杏奈の15歳の誕生日にパーティが催され、使用人たちが「お嬢様の婚約者候補がやってくる」と噂します。それを聞いて心穏やかでいられない空太でしたが、身分の違いでどうにもなりません。

生まれたときから杏奈にふさわしい男、非の打ち所のない男が杏奈を連れ去りにやってくる。ドレスを着て、美しく成長する杏奈を空太はただの給仕のひとりとして見守るしかありません。大人になるほどに、遠くなっていく彼女をほかの男に渡したくない、と抱きしめてしまう空太でしたが・・・杏奈が高熱を出してしまい何も覚えておらず、パーティはお開きになります。

「彼女はまだ恋を知らない」1巻1話の感想

少女コミックは女の子視点から描かれることが多いので、主人公の男の子の視点から見る展開が新鮮でした。使用人の孫で、大恩ある清和家のお嬢様である杏奈には手をだすこともできず。かと言って、自分の悶々とした思いにも耐えるには限界があって、という空太にじれったくなってしまいます。

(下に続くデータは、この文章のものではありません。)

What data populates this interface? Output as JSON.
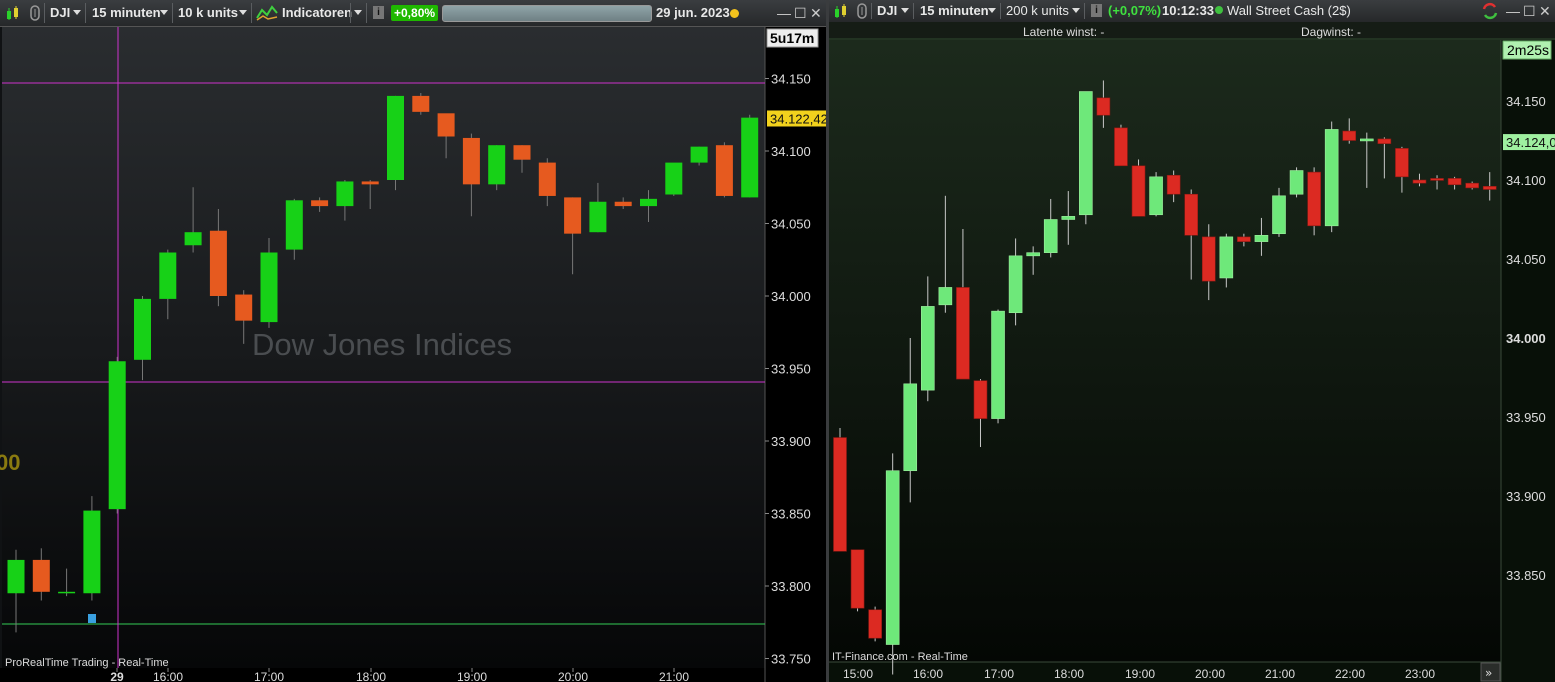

杏奈は純粋でいい子なんですが、もう少し空太の思いに気づいてやってよ!と思わないでもありません。お嬢様育ちなので、あまりませていないのが、またいいところなんでしょうが。なまじ名家に生まれたために、結婚相手を自分で選ぶこともできない、というのも辛いですよね。

障害があるほどに恋愛は燃え上がるので(笑)、身分違いを超えて結ばれるふたりであってほしいですね。